Monday, 29 October 2012

Beeped Out



While watching Gangs of Wasseypur, I came across one of those rare comical scenes in an otherwise gritty marathon of a movie (in two parts) soaked in blood and gore, set in the badlands of Bihar/Jharkhand. The hero Nawazuddin Siddiqui flaunts a pager in a mofussil tapori fashion to impress his lady love Huma Qureshi.

I am sure many of the present day smartphone wielding hipsters may not have even heard about pagers. And many who saw the movie were seeing that matchbox like device for the first (and probably the last) time.

It was one of those electronic gadgets which died a premature death, thanks to the technologically superior mobile phone and a free fall in call and text message charges. The fact that one could  only receive messages and one had to call up the pager operator to send a message were major handicaps.

Back in the mid-1990s, it enjoyed a pride of place among the yuppies, almost on par with what an i-pad commands now. Company bigwigs and executives were doled out Motorola's pager sets (it had a monopoly in India) and it gave them a kick to wield them tucked to their belts. At public places a beep from a pager often used to draw admiring glances, often laced with envy.

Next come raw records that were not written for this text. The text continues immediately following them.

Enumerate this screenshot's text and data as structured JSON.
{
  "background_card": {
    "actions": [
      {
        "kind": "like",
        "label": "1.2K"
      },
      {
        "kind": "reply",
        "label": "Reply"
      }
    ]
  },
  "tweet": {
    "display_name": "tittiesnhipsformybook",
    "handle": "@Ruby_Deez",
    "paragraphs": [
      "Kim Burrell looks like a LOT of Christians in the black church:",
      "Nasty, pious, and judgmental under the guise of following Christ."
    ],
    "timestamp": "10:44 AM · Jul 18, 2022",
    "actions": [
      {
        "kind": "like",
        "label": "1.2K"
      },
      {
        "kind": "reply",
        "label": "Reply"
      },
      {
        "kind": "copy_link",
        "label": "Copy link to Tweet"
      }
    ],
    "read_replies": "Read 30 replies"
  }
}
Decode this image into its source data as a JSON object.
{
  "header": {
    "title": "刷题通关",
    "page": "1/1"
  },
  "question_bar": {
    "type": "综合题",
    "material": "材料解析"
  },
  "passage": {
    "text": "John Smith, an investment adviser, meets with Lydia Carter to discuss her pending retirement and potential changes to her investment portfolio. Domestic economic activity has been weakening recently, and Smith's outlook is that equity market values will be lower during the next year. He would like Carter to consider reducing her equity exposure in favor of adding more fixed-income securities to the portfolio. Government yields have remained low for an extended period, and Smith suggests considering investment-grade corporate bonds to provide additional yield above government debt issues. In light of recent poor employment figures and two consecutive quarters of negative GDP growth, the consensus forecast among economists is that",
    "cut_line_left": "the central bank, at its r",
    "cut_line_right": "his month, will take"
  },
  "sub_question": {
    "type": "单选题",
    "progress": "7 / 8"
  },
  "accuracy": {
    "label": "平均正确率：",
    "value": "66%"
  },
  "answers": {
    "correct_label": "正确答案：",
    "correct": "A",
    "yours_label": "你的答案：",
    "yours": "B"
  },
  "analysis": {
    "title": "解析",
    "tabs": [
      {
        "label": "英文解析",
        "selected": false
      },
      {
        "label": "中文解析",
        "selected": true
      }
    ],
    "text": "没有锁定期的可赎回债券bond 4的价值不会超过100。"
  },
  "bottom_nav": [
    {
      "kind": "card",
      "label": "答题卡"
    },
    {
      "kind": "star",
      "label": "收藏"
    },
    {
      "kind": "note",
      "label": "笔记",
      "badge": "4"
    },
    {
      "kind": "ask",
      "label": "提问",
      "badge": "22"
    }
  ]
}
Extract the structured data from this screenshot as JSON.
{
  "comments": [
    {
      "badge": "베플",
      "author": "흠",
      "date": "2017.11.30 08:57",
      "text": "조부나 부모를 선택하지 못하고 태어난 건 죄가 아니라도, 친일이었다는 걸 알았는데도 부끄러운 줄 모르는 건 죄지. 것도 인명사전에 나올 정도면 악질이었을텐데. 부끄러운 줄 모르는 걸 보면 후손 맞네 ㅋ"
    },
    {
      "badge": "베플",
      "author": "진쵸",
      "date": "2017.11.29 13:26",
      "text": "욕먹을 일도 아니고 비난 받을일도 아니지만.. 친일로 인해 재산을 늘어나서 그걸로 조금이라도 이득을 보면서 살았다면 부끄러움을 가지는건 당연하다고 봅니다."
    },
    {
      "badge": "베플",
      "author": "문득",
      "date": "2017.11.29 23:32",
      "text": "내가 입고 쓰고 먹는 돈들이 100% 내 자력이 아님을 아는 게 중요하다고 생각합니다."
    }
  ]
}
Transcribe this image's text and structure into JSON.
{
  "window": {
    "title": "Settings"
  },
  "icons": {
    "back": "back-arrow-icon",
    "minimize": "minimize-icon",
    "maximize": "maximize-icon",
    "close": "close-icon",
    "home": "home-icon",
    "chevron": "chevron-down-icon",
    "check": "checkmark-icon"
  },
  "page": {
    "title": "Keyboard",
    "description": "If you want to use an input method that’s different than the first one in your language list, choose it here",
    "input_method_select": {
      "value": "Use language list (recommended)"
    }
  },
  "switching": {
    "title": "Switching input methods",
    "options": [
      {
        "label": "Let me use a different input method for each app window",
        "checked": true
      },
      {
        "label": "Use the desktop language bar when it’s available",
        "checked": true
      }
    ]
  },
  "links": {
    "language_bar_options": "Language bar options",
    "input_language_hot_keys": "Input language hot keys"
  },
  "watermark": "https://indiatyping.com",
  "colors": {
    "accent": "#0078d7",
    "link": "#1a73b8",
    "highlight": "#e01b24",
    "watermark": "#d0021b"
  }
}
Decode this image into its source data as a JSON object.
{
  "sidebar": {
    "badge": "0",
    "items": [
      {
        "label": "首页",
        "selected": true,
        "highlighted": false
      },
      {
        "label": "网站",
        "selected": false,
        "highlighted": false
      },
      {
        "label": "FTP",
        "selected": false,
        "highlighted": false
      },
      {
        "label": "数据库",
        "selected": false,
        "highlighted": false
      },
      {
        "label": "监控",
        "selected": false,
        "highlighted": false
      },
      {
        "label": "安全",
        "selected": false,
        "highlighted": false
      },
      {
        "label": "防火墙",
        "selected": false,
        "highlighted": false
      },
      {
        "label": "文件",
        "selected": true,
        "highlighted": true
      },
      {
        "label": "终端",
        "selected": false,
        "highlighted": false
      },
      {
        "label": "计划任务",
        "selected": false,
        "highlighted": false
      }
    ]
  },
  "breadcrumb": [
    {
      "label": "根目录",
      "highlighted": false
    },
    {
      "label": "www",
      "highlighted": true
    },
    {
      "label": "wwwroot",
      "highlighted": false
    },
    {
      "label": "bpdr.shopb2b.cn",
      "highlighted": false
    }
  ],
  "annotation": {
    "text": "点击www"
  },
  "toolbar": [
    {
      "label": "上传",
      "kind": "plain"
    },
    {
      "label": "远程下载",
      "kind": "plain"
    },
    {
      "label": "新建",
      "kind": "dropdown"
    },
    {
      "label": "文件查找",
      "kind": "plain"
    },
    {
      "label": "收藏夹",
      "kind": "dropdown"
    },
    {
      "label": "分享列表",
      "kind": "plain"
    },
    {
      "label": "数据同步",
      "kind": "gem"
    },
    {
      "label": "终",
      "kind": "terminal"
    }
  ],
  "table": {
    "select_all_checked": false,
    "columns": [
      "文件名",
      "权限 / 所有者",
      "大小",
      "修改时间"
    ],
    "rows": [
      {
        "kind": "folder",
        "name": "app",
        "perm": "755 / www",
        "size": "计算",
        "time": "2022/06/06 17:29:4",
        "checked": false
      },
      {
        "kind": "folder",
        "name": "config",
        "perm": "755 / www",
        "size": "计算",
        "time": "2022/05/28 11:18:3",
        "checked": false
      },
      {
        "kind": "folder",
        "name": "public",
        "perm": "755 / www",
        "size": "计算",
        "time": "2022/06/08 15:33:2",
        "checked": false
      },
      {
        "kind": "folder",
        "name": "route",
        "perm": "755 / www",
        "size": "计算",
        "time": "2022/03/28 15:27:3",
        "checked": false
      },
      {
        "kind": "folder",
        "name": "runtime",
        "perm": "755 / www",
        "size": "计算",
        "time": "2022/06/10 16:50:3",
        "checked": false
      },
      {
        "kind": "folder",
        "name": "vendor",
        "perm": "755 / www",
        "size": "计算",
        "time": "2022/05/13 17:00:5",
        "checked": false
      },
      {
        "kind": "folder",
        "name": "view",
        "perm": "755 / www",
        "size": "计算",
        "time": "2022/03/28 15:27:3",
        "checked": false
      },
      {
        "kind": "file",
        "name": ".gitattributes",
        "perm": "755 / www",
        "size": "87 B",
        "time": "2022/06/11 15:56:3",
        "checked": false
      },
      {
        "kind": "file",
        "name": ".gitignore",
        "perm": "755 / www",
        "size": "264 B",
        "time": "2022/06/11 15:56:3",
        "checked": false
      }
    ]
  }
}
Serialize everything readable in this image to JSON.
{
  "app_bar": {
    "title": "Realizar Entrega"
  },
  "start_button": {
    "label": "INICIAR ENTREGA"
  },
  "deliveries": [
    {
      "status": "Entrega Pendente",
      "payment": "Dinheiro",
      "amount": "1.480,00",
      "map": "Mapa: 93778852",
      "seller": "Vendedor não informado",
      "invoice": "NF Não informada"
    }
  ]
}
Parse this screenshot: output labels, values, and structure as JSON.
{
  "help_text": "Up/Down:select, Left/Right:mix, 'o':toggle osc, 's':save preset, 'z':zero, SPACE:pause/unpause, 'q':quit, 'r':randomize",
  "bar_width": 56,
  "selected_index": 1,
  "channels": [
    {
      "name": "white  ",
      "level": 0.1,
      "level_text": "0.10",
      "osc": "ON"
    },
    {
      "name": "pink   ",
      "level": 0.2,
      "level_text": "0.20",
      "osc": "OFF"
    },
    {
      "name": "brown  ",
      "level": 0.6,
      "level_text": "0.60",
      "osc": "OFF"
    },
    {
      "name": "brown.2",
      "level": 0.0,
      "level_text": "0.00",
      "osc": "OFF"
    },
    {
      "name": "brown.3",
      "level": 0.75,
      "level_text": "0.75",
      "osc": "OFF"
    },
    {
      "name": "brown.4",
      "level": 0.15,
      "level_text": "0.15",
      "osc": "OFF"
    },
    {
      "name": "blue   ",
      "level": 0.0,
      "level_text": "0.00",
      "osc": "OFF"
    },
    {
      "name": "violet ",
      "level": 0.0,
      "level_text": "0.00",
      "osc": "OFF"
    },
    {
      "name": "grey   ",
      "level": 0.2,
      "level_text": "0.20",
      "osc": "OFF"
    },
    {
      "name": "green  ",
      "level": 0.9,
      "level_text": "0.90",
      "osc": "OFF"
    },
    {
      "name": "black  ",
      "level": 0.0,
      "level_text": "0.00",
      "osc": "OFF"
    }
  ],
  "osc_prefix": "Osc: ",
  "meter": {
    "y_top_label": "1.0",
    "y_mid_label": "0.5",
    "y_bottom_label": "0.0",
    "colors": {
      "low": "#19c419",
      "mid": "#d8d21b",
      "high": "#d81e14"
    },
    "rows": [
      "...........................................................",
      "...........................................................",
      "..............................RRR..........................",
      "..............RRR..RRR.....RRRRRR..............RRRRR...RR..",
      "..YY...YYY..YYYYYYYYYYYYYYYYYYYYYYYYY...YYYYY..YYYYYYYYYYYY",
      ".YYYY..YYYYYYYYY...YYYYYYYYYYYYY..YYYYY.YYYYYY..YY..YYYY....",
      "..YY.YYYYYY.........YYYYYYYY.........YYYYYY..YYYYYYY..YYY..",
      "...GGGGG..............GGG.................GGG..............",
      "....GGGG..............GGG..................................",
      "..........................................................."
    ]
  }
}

However little did these executives realise that they were, in fact, falling prey to the first version of 'electronic handcuff' being applied on them by the corporates to ruin their free time and holidays. Later on that role was taken up by mobile phones, laptops, blackberries and i-pads. Remember Hrithik Roshan in Zindagi Na Milegi Dobara?

The  introduction of mobile phones in the country did sound a alarm for pager operators, but the prohibitively high mobile phone call charges and handset costs was a cause of some comfort for them. Mobile phone initially was described as a rich man's toy and almost no communication expert back then saw it as a gamechanger in India as it later turned out to be.

The subsequent reduction in cell phone handset prices and call charges soon pushed down pagers to downmarket status. Pager beeps at public places started inviting scorn and derision.

I remember a pager dealer commenting in some magazine (don't recall which one) that earlier his clients used to be doctors, engineers, high class lawyers, but now he has plumbers, carpenters and automobile mechanics sign up as subscribers. I also recall a friend of mine saying, "If you have mobile phone, cool; if you do not have one, no problem; but if you have a pager, people will look down upon you."

Pager's death knell came when incoming calls on cell phones became free. After that it was a swift and steep slide to the e-waste bin of history.